When I tell people I work from home, I get a wide variety of reactions, ranging from “you are the luckiest person on earth” to “how in the heck can you do that with a kid there?” Most people are shocked that I have no intention of ever going to an office, at least not my own office.
I have to say, for me, for the time being at least, I absolutely love it and wouldn’t have it any other way. I am not one of those people who showers, gets dressed, and “goes to work,” then takes a lunch break, then “goes home,” all in the confines of my home. I flow back and forth between work and the rest of my life throughout the day.
I love that I can roll out of bed and use the time I’m most thoughtful to do something important. I love taking a break when I need to rest my brain to shower, workout, or run to the grocery store. I love that I can work with clients in all different time zones by working earlier and later but doing personal stuff during the day. I love that I fill up my gas tank less than once a month. I also love the days when I have meetings around Denver or hop on a plane to visit a client. I love being able to crank through work for hours with minimal interruptions.
I’ve loved working from a home office for ten years now, but now it is even better because I get to take a break and see my little guy. I can check in on him throughout the day and communicate with the nanny on how he’s doing. I went back to work after my maternity leave really fast, and that was much easier on me because I was able to be around and be involved.
In talking with other parents, I’m starting to notice a trend. Women with kids seem to love working from home, men with kids most often want to go to an office. People without kids are a mixed bag. I have a theory about this….
Moms who work from home usually have some kind of childcare, in or out of the house. Dads who work from home often have wives who are taking care of the kids at home – at least the majority of the ones I’ve talked with about this topic so far. My theory is that it is harder to put work lines around a spouse than it is around a childcare professional… and it is, therefore, a lot easier to work from home if you have professional childcare for your kids… or don’t have kids at all.
My personal experience with this is every Thursday when my husband is usually home as Mr. Mom. Thursdays are a whole different type of day for me. There isn’t the routine of the nanny showing up to “kick-off” the day. And of course, my husband and I talk a lot more throughout the day about childcare, and many other topics, than I talk with the nanny about on one of the other days. I’ve tried various tactics for making Thursdays easier on all of us, but it has been a challenge. I absolutely love having him home one day a week, so we are going to figure it out (I have a few more ideas to try), but I can see why dads are challenged with this! One dad recently expressed to me that he needs to go to his office because while he wants to help his wife with the little things when she asks, it really does distract his flow. I totally get it.

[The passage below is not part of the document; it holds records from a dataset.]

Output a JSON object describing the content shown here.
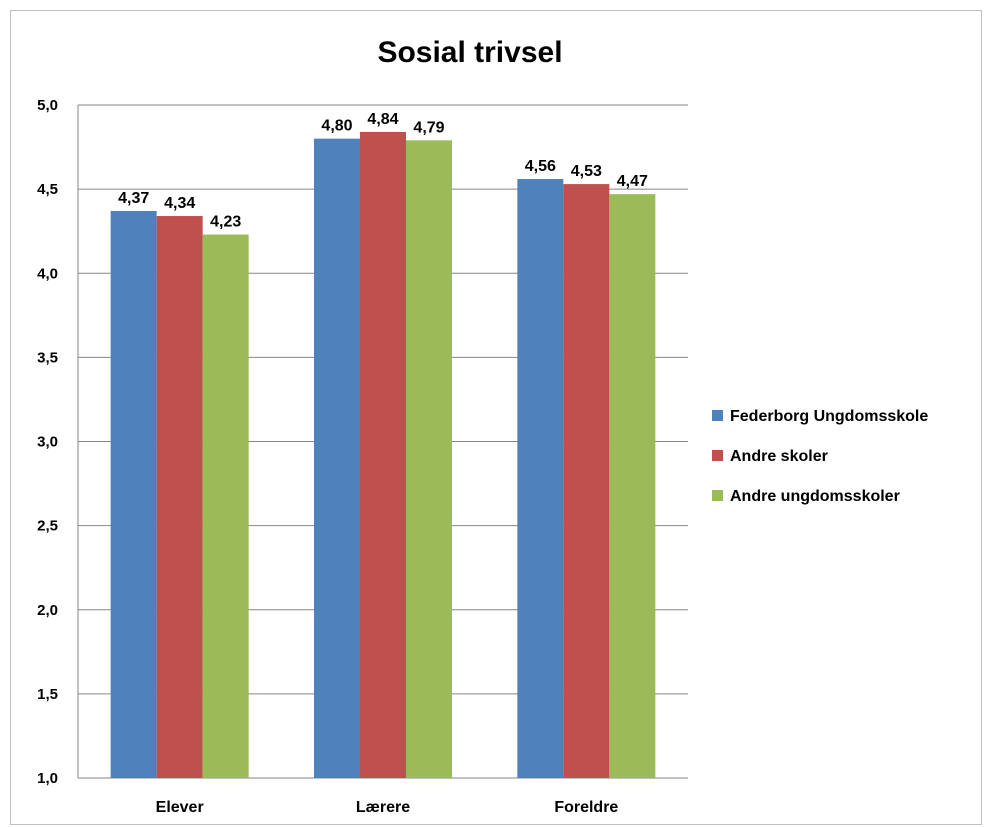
{
  "chart_data": {
    "type": "bar",
    "title": "Sosial trivsel",
    "xlabel": "",
    "ylabel": "",
    "categories": [
      "Elever",
      "Lærere",
      "Foreldre"
    ],
    "series": [
      {
        "name": "Federborg Ungdomsskole",
        "color": "#4f81bd",
        "values": [
          4.37,
          4.8,
          4.56
        ],
        "labels": [
          "4,37",
          "4,80",
          "4,56"
        ]
      },
      {
        "name": "Andre skoler",
        "color": "#c0504d",
        "values": [
          4.34,
          4.84,
          4.53
        ],
        "labels": [
          "4,34",
          "4,84",
          "4,53"
        ]
      },
      {
        "name": "Andre ungdomsskoler",
        "color": "#9bbb59",
        "values": [
          4.23,
          4.79,
          4.47
        ],
        "labels": [
          "4,23",
          "4,79",
          "4,47"
        ]
      }
    ],
    "ylim": [
      1.0,
      5.0
    ],
    "yticks": [
      1.0,
      1.5,
      2.0,
      2.5,
      3.0,
      3.5,
      4.0,
      4.5,
      5.0
    ],
    "ytick_labels": [
      "1,0",
      "1,5",
      "2,0",
      "2,5",
      "3,0",
      "3,5",
      "4,0",
      "4,5",
      "5,0"
    ],
    "grid": true,
    "legend_position": "right"
  }
}
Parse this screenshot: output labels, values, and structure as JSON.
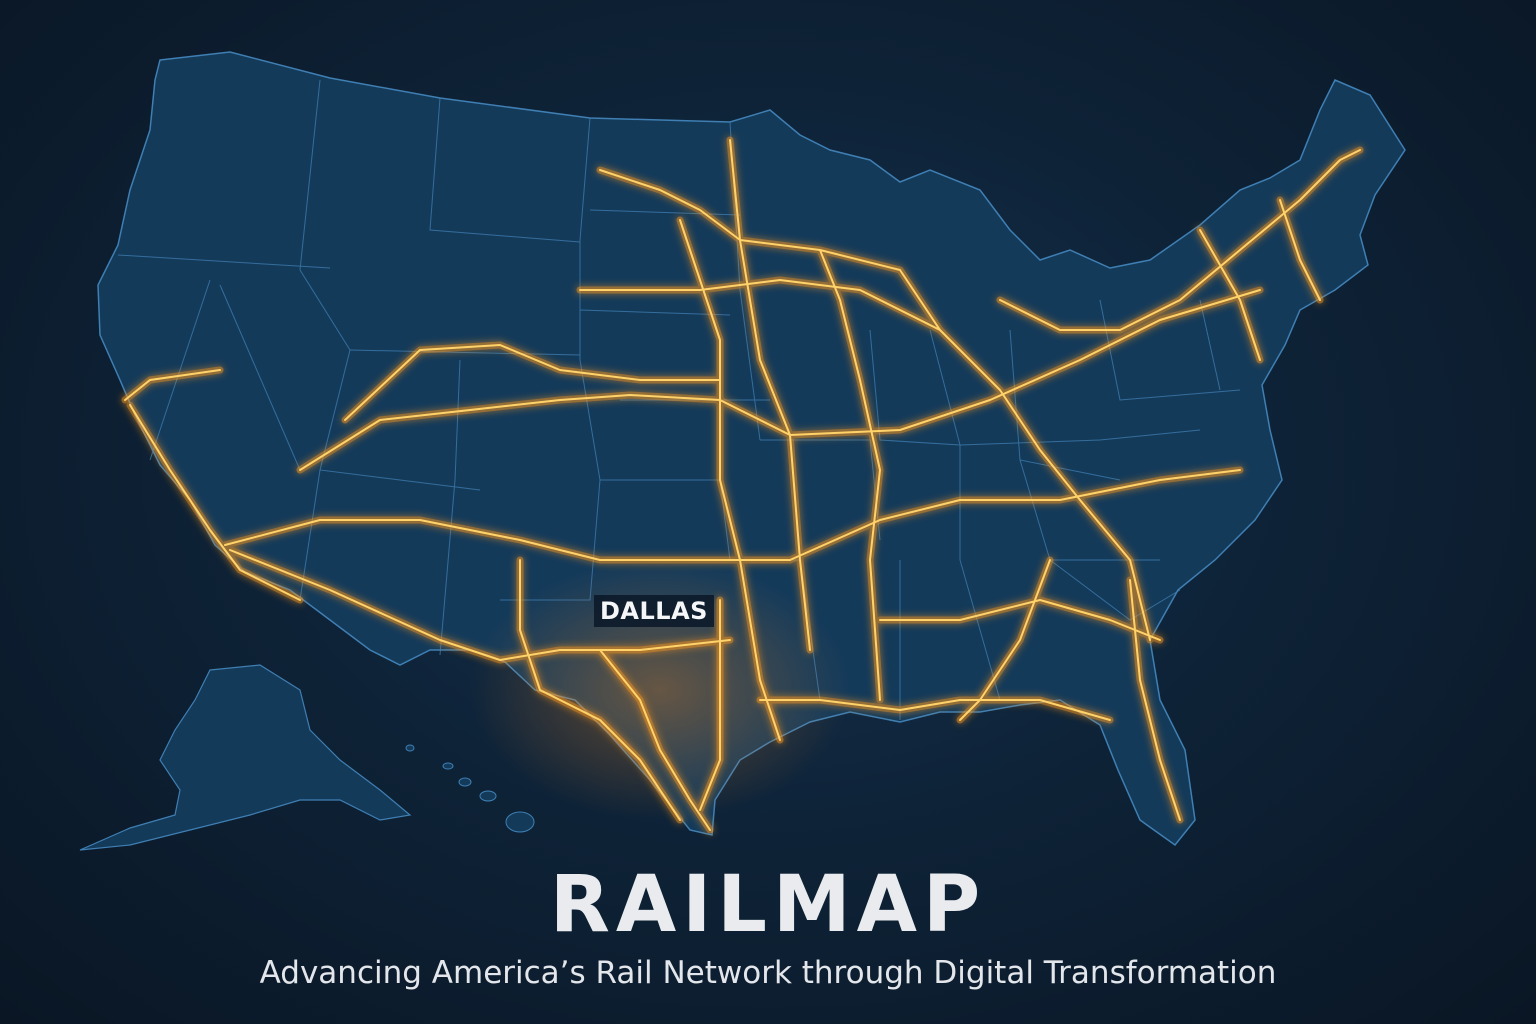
{
  "title": "RAILMAP",
  "subtitle": "Advancing America’s Rail Network through Digital Transformation",
  "city_label": "DALLAS",
  "colors": {
    "background": "#0e2338",
    "land": "#143a5a",
    "state_borders": "#3f7fb3",
    "rail_glow": "#ff9a1a",
    "rail_core": "#ffd36a",
    "text": "#e9ebee"
  }
}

I’m bullish that this working from home thing is going to work for me for years to come, but I know there will be challenges along the way. The first will be helping the little guy understand “mommy’s at work” when I’m right there in the next room.
I believe it is possible. I know a couple who have two kids and both work from home. They have a live-in nanny and the kids have grown up understanding their work. The parents love it. They get to spend more time with the kids since they see them on breaks and save all the commute time. Seems like a pretty sweet deal to me!